[R] : Quantile and rowMean from multiple files in a folder

Thu Apr 17 18:23:17 CEST 2014

Hi AK,
Thanks very much for the updated code.
My simulated results are even more consistent with observations after apply the updated version of the code.

Cheers,
Atem.

On Wednesday, April 16, 2014 11:31 PM, Zilefac Elvis <zilefacelvis at yahoo.com> wrote:
Hi AK,
Thanks very much.
Atem.

On Wednesday, April 16, 2014 9:32 PM, arun <smartpink111 at yahoo.com> wrote:
Hi,
Use this code after `lst2`.
lapply(seq_along(lst2), function(i) {
    lstN <- lapply(lst2[[i]], function(x) {
        datN <- as.data.frame(matrix(NA, nrow = 101, ncol = length(names1), dimnames = list(NULL, 
            names1)))
        x1 <- x[, -1]
        qt <- numcolwise(function(y) quantile(y, seq(0, 1, by = 0.01), na.rm = TRUE))(x1)
        datN[, match(names(x1), names(datN))] <- qt
        datN
    })
    arr1 <- array(unlist(lstN), dim = c(dim(lstN[[1]]), length(lstN)), dimnames = list(NULL, 
        names1))
    res <- rowMeans(arr1, dims = 2, na.rm = TRUE)
    colnames(res) <- gsub(" ", "_", colnames(res))
    res1 <- data.frame(Percentiles = paste0(seq(0, 100, by = 1), "%"), res, stringsAsFactors = FALSE)
    write.csv(res1, paste0(paste(getwd(), "final", paste(names(lst1)[[i]], "Quantile", 
        sep = "_"), sep = "/"), ".csv"), row.names = FALSE, quote = FALSE)
})

ReadOut1 <- lapply(list.files(recursive = TRUE)[grep("Quantile", list.files(recursive = TRUE))], 
    function(x) read.csv(x, header = TRUE, stringsAsFactors = FALSE))
sapply(ReadOut1, function(x) dim(x)) 

lstNew <- simplify2array(ReadOut1)
nrow(lstNew)
#[1] 258
dir.create("Indices")
lapply(2:nrow(lstNew), function(i) {
    dat1 <- data.frame(Percentiles = lstNew[1], do.call(cbind, 
        lstNew[i, ]), stringsAsFactors = FALSE)
    colnames(dat1) <- c("Percentiles", paste(names(lst2), rep(rownames(lstNew)[i], 
        length(lst2)), sep = "_"))
    write.csv(dat1, paste0(paste(getwd(), "Indices", gsub(" ", "_", rownames(lstNew)[i]), 
        sep = "/"), ".csv"), row.names = FALSE, quote = FALSE)
})

## Output2:
ReadOut2 <- lapply(list.files(recursive = TRUE)[grep("Indices", list.files(recursive = TRUE))], 
    function(x) read.csv(x, header = TRUE, stringsAsFactors = FALSE))
names(ReadOut2) <- gsub(".*\\/(.*)\\.csv","\\1",list.files(recursive = TRUE)[grep("Indices", list.files(recursive = TRUE))])
ReadOut2$pint_DJF[1:3,1:3]
#  Percentiles G100_pint_DJF G101_pint_DJF
#1          0%      0.982001      1.020892
#2          1%      1.005563      1.039288
#3          2%      1.029126      1.057685
any(is.na(ReadOut2$pint_DJF))
 [1] FALSE 
A.K.

On Wednesday, April 16, 2014 12:34 PM, Zilefac Elvis <zilefacelvis at yahoo.com> wrote:
Hi AK,
I tried the updated "Quantilecode.txt". It works well but when I open the files in "Indices", I find some columns filled with NAs.

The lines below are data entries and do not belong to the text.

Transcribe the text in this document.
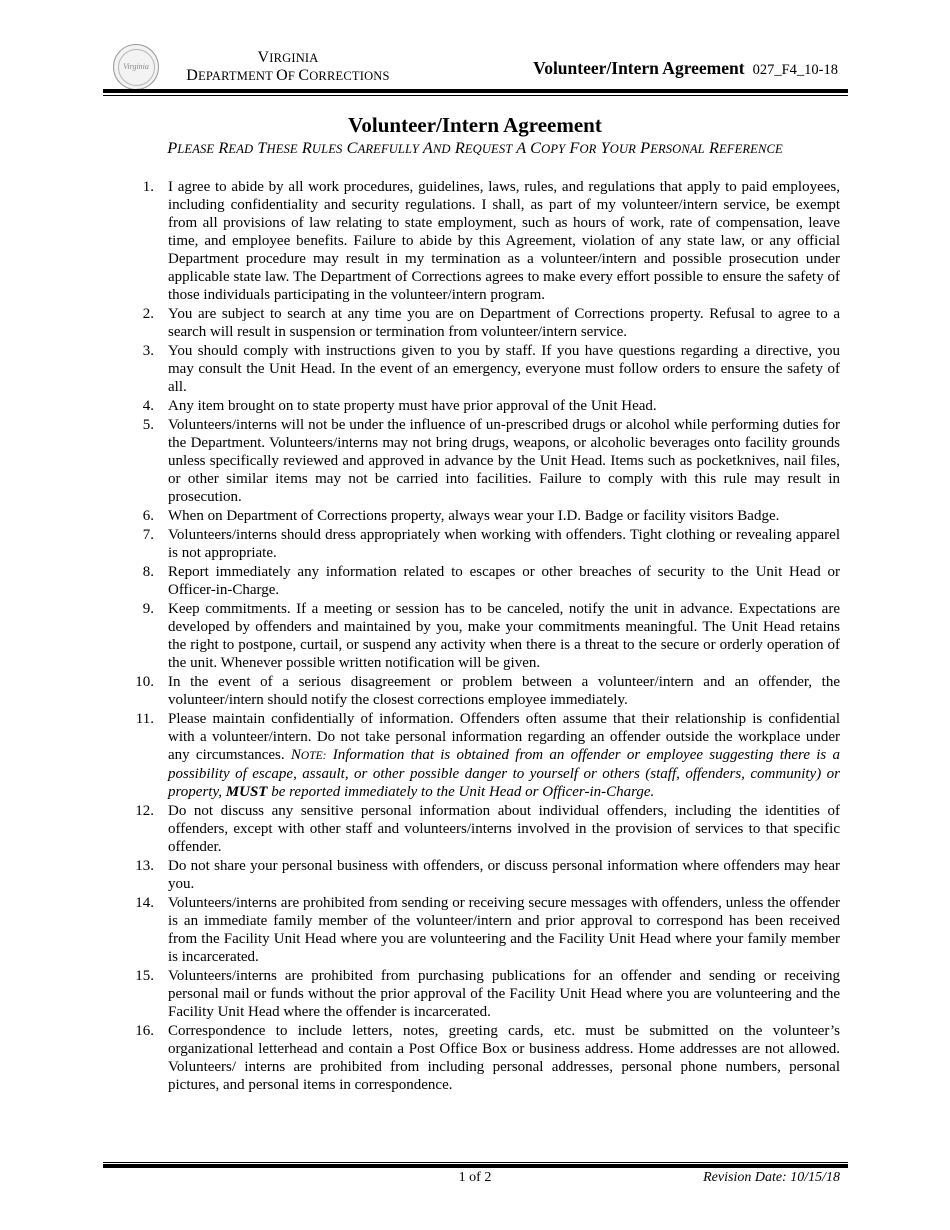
Virginia
VIRGINIA
DEPARTMENT OF CORRECTIONS	Volunteer/Intern Agreement 027_F4_10-18
Volunteer/Intern Agreement
PLEASE READ THESE RULES CAREFULLY AND REQUEST A COPY FOR YOUR PERSONAL REFERENCE
1. I agree to abide by all work procedures, guidelines, laws, rules, and regulations that apply to paid employees, including confidentiality and security regulations. I shall, as part of my volunteer/intern service, be exempt from all provisions of law relating to state employment, such as hours of work, rate of compensation, leave time, and employee benefits. Failure to abide by this Agreement, violation of any state law, or any official Department procedure may result in my termination as a volunteer/intern and possible prosecution under applicable state law. The Department of Corrections agrees to make every effort possible to ensure the safety of those individuals participating in the volunteer/intern program.
2. You are subject to search at any time you are on Department of Corrections property. Refusal to agree to a search will result in suspension or termination from volunteer/intern service.
3. You should comply with instructions given to you by staff. If you have questions regarding a directive, you may consult the Unit Head. In the event of an emergency, everyone must follow orders to ensure the safety of all.
4. Any item brought on to state property must have prior approval of the Unit Head.
5. Volunteers/interns will not be under the influence of un-prescribed drugs or alcohol while performing duties for the Department. Volunteers/interns may not bring drugs, weapons, or alcoholic beverages onto facility grounds unless specifically reviewed and approved in advance by the Unit Head. Items such as pocketknives, nail files, or other similar items may not be carried into facilities. Failure to comply with this rule may result in prosecution.
6. When on Department of Corrections property, always wear your I.D. Badge or facility visitors Badge.
7. Volunteers/interns should dress appropriately when working with offenders. Tight clothing or revealing apparel is not appropriate.
8. Report immediately any information related to escapes or other breaches of security to the Unit Head or Officer-in-Charge.
9. Keep commitments. If a meeting or session has to be canceled, notify the unit in advance. Expectations are developed by offenders and maintained by you, make your commitments meaningful. The Unit Head retains the right to postpone, curtail, or suspend any activity when there is a threat to the secure or orderly operation of the unit. Whenever possible written notification will be given.
10. In the event of a serious disagreement or problem between a volunteer/intern and an offender, the volunteer/intern should notify the closest corrections employee immediately.
11. Please maintain confidentially of information. Offenders often assume that their relationship is confidential with a volunteer/intern. Do not take personal information regarding an offender outside the workplace under any circumstances. NOTE: Information that is obtained from an offender or employee suggesting there is a possibility of escape, assault, or other possible danger to yourself or others (staff, offenders, community) or property, MUST be reported immediately to the Unit Head or Officer-in-Charge.
12. Do not discuss any sensitive personal information about individual offenders, including the identities of offenders, except with other staff and volunteers/interns involved in the provision of services to that specific offender.
13. Do not share your personal business with offenders, or discuss personal information where offenders may hear you.
14. Volunteers/interns are prohibited from sending or receiving secure messages with offenders, unless the offender is an immediate family member of the volunteer/intern and prior approval to correspond has been received from the Facility Unit Head where you are volunteering and the Facility Unit Head where your family member is incarcerated.
15. Volunteers/interns are prohibited from purchasing publications for an offender and sending or receiving personal mail or funds without the prior approval of the Facility Unit Head where you are volunteering and the Facility Unit Head where the offender is incarcerated.
16. Correspondence to include letters, notes, greeting cards, etc. must be submitted on the volunteer’s organizational letterhead and contain a Post Office Box or business address. Home addresses are not allowed. Volunteers/ interns are prohibited from including personal addresses, personal phone numbers, personal pictures, and personal items in correspondence.
1 of 2	Revision Date: 10/15/18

This should not be the case given that I am working with simulations and there are no missing values in the process. The ##not correct section yielded no NAs. Check for example, pint_..._DJF in "Indices".

Let be be sure we are in the same page. I removed the ##not correct section of the code, ran the code from beginning to end; Q1 and then Q2. My results are found in the "Indices" folder.

Thanks,
Atem.